Durasi kulminasi pun hanya sebentar. Hendra menjelaskan, fenomena ini hanya bertahan antara 3 sampai 5 menit saja.

"Rata-rata 3 sampai 5 menit," kata dia.

Kejadian di belahan bumi lain

Hendra menjelaskan, Hari Tanpa Bayangan bisa saja terjadi di belahan bumi lain. Yang membedakan hanyalah waktu dan intensitas cahaya matahari di masing-masing wilayah.

"Di semua belahan bumi terjadi, hanya waktunya yang berbeda," kata dia.

Hari Tanpa Bayangan di negara atau belaha bumi lain, misalnya di Mekkah. Hendra mengatakan, salah satu manfaat kulminasi ialah menentukan arah kiblat.

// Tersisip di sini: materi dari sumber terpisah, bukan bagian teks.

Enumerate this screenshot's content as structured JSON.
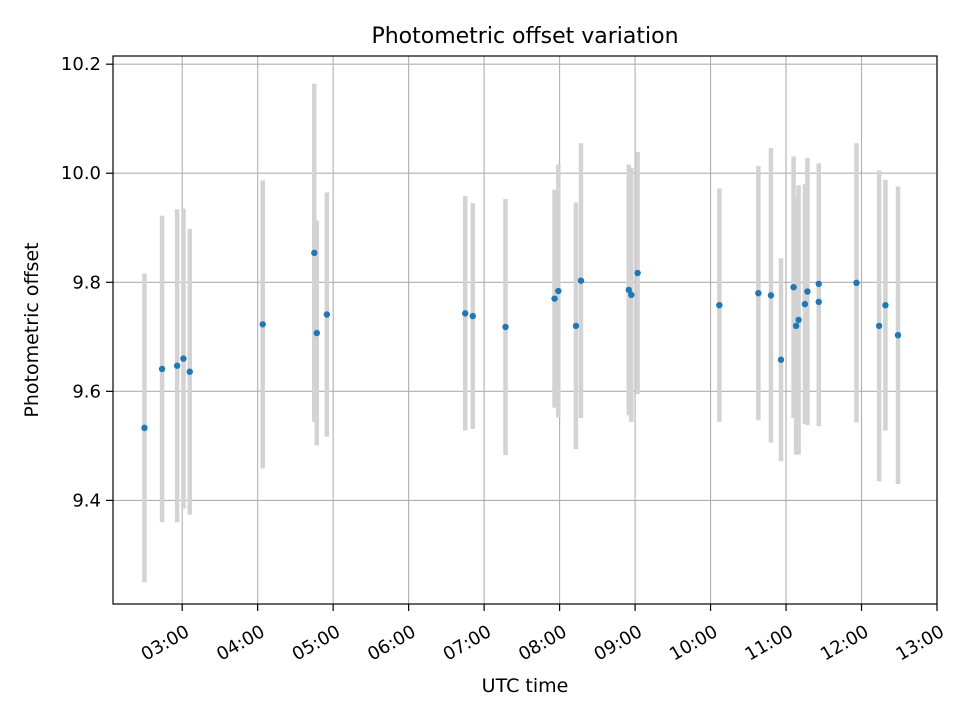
{
  "chart_data": {
    "type": "scatter",
    "title": "Photometric offset variation",
    "xlabel": "UTC time",
    "ylabel": "Photometric offset",
    "x_tick_labels": [
      "03:00",
      "04:00",
      "05:00",
      "06:00",
      "07:00",
      "08:00",
      "09:00",
      "10:00",
      "11:00",
      "12:00",
      "13:00"
    ],
    "y_tick_labels": [
      "9.4",
      "9.6",
      "9.8",
      "10.0",
      "10.2"
    ],
    "y_ticks": [
      9.4,
      9.6,
      9.8,
      10.0,
      10.2
    ],
    "x_ticks": [
      "03:00",
      "04:00",
      "05:00",
      "06:00",
      "07:00",
      "08:00",
      "09:00",
      "10:00",
      "11:00",
      "12:00",
      "13:00"
    ],
    "xlim": [
      "02:05",
      "13:00"
    ],
    "ylim": [
      9.21,
      10.215
    ],
    "grid": true,
    "marker_color": "#1f77b4",
    "errorbar_color": "#d3d3d3",
    "points": [
      {
        "x": "02:30",
        "y": 9.533,
        "yerr": 0.283
      },
      {
        "x": "02:44",
        "y": 9.641,
        "yerr": 0.281
      },
      {
        "x": "02:56",
        "y": 9.647,
        "yerr": 0.287
      },
      {
        "x": "03:01",
        "y": 9.66,
        "yerr": 0.275
      },
      {
        "x": "03:06",
        "y": 9.636,
        "yerr": 0.262
      },
      {
        "x": "04:04",
        "y": 9.723,
        "yerr": 0.264
      },
      {
        "x": "04:45",
        "y": 9.854,
        "yerr": 0.31
      },
      {
        "x": "04:47",
        "y": 9.707,
        "yerr": 0.206
      },
      {
        "x": "04:55",
        "y": 9.741,
        "yerr": 0.224
      },
      {
        "x": "06:45",
        "y": 9.743,
        "yerr": 0.215
      },
      {
        "x": "06:51",
        "y": 9.738,
        "yerr": 0.207
      },
      {
        "x": "07:17",
        "y": 9.718,
        "yerr": 0.235
      },
      {
        "x": "07:56",
        "y": 9.77,
        "yerr": 0.2
      },
      {
        "x": "07:59",
        "y": 9.784,
        "yerr": 0.232
      },
      {
        "x": "08:13",
        "y": 9.72,
        "yerr": 0.226
      },
      {
        "x": "08:17",
        "y": 9.803,
        "yerr": 0.252
      },
      {
        "x": "08:55",
        "y": 9.786,
        "yerr": 0.23
      },
      {
        "x": "08:57",
        "y": 9.777,
        "yerr": 0.233
      },
      {
        "x": "09:02",
        "y": 9.817,
        "yerr": 0.222
      },
      {
        "x": "10:07",
        "y": 9.758,
        "yerr": 0.214
      },
      {
        "x": "10:38",
        "y": 9.78,
        "yerr": 0.233
      },
      {
        "x": "10:48",
        "y": 9.776,
        "yerr": 0.27
      },
      {
        "x": "10:56",
        "y": 9.658,
        "yerr": 0.186
      },
      {
        "x": "11:06",
        "y": 9.791,
        "yerr": 0.24
      },
      {
        "x": "11:08",
        "y": 9.72,
        "yerr": 0.236
      },
      {
        "x": "11:10",
        "y": 9.731,
        "yerr": 0.247
      },
      {
        "x": "11:15",
        "y": 9.76,
        "yerr": 0.22
      },
      {
        "x": "11:17",
        "y": 9.783,
        "yerr": 0.245
      },
      {
        "x": "11:26",
        "y": 9.797,
        "yerr": 0.221
      },
      {
        "x": "11:26",
        "y": 9.764,
        "yerr": 0.228
      },
      {
        "x": "11:56",
        "y": 9.799,
        "yerr": 0.256
      },
      {
        "x": "12:14",
        "y": 9.72,
        "yerr": 0.285
      },
      {
        "x": "12:19",
        "y": 9.758,
        "yerr": 0.23
      },
      {
        "x": "12:29",
        "y": 9.703,
        "yerr": 0.273
      }
    ]
  }
}
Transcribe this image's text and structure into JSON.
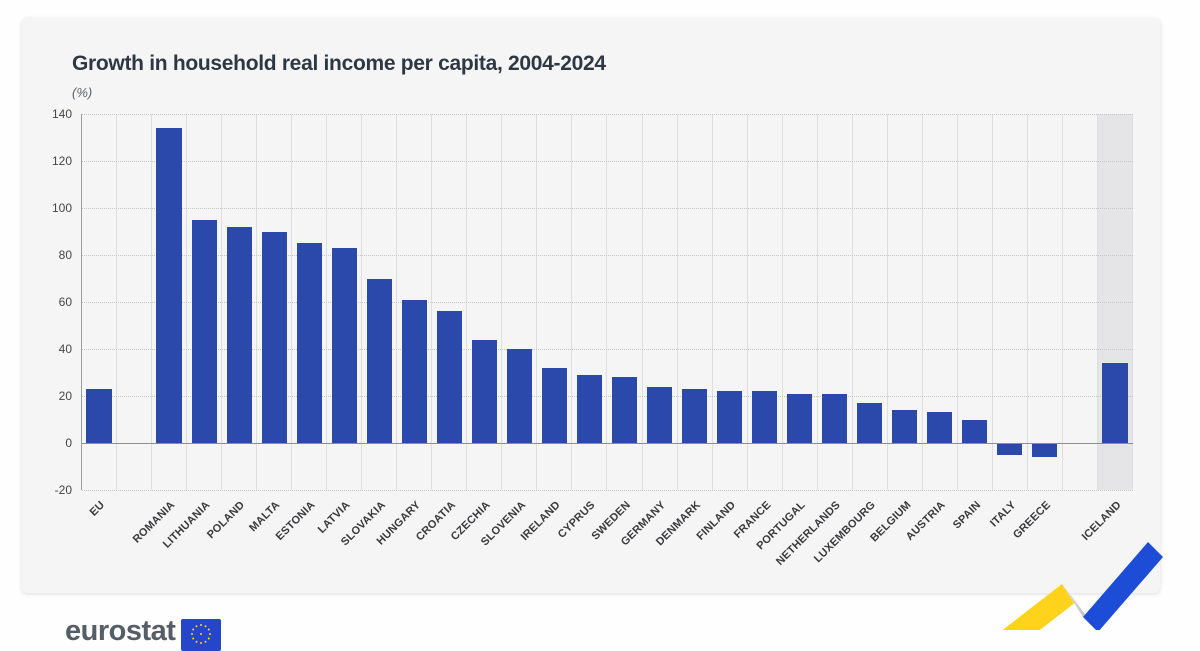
{
  "chart_data": {
    "type": "bar",
    "title": "Growth in household real income per capita, 2004-2024",
    "unit_label": "(%)",
    "xlabel": "",
    "ylabel": "(%)",
    "ylim": [
      -20,
      140
    ],
    "ytick_interval": 20,
    "yticks": [
      140,
      120,
      100,
      80,
      60,
      40,
      20,
      0,
      -20
    ],
    "grid": "horizontal dotted lines, vertical solid category separators",
    "legend": "none",
    "highlight_note": "ICELAND column has shaded gray background and is separated from EU members by an empty slot; EU aggregate bar is first, also separated by an empty slot",
    "bars": [
      {
        "label": "EU",
        "value": 23
      },
      {
        "label": "",
        "value": null,
        "spacer": true
      },
      {
        "label": "ROMANIA",
        "value": 134
      },
      {
        "label": "LITHUANIA",
        "value": 95
      },
      {
        "label": "POLAND",
        "value": 92
      },
      {
        "label": "MALTA",
        "value": 90
      },
      {
        "label": "ESTONIA",
        "value": 85
      },
      {
        "label": "LATVIA",
        "value": 83
      },
      {
        "label": "SLOVAKIA",
        "value": 70
      },
      {
        "label": "HUNGARY",
        "value": 61
      },
      {
        "label": "CROATIA",
        "value": 56
      },
      {
        "label": "CZECHIA",
        "value": 44
      },
      {
        "label": "SLOVENIA",
        "value": 40
      },
      {
        "label": "IRELAND",
        "value": 32
      },
      {
        "label": "CYPRUS",
        "value": 29
      },
      {
        "label": "SWEDEN",
        "value": 28
      },
      {
        "label": "GERMANY",
        "value": 24
      },
      {
        "label": "DENMARK",
        "value": 23
      },
      {
        "label": "FINLAND",
        "value": 22
      },
      {
        "label": "FRANCE",
        "value": 22
      },
      {
        "label": "PORTUGAL",
        "value": 21
      },
      {
        "label": "NETHERLANDS",
        "value": 21
      },
      {
        "label": "LUXEMBOURG",
        "value": 17
      },
      {
        "label": "BELGIUM",
        "value": 14
      },
      {
        "label": "AUSTRIA",
        "value": 13
      },
      {
        "label": "SPAIN",
        "value": 10
      },
      {
        "label": "ITALY",
        "value": -5
      },
      {
        "label": "GREECE",
        "value": -6
      },
      {
        "label": "",
        "value": null,
        "spacer": true
      },
      {
        "label": "ICELAND",
        "value": 34,
        "highlighted": true
      }
    ]
  },
  "branding": {
    "logo_text": "eurostat"
  },
  "colors": {
    "page_bg": "#fefefe",
    "card_bg": "#f5f5f6",
    "bar_blue": "#2b49aa",
    "highlight_col": "#e5e5e8",
    "grid_dotted": "#c6c6c9",
    "separator": "#dedee1",
    "axis_line": "#9b9b9f",
    "zero_line": "#8e8e92",
    "title_text": "#2e3844",
    "label_text": "#3a3a3c",
    "tick_text": "#46464a",
    "subtitle_text": "#595f66",
    "logo_text": "#555d66",
    "flag_blue": "#2546cb",
    "star_yellow": "#ffd617",
    "ribbon_yellow": "#ffd21c",
    "ribbon_blue": "#1d4cd7",
    "ribbon_fold_light": "#e3e4e7",
    "ribbon_fold_dark": "#b2b3ba"
  }
}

"Contoh di luar negeri yang selalu digunakan oleh umat muslim Indonesia, untuk ukur arah kiblat secara alami adalah hari tanpa bayangan di Mekkah yang terjadi tiap tahun pada tgl 27 Mei dan 15 Juli," ujar Hendra.

Adapun untuk wilayah yang tidak pernah merasakan kulminasi, misalnya di kutub.

"Di kutub enggak mengalami, karena di sana juga Matahari enggak terlihat," kata Hendra.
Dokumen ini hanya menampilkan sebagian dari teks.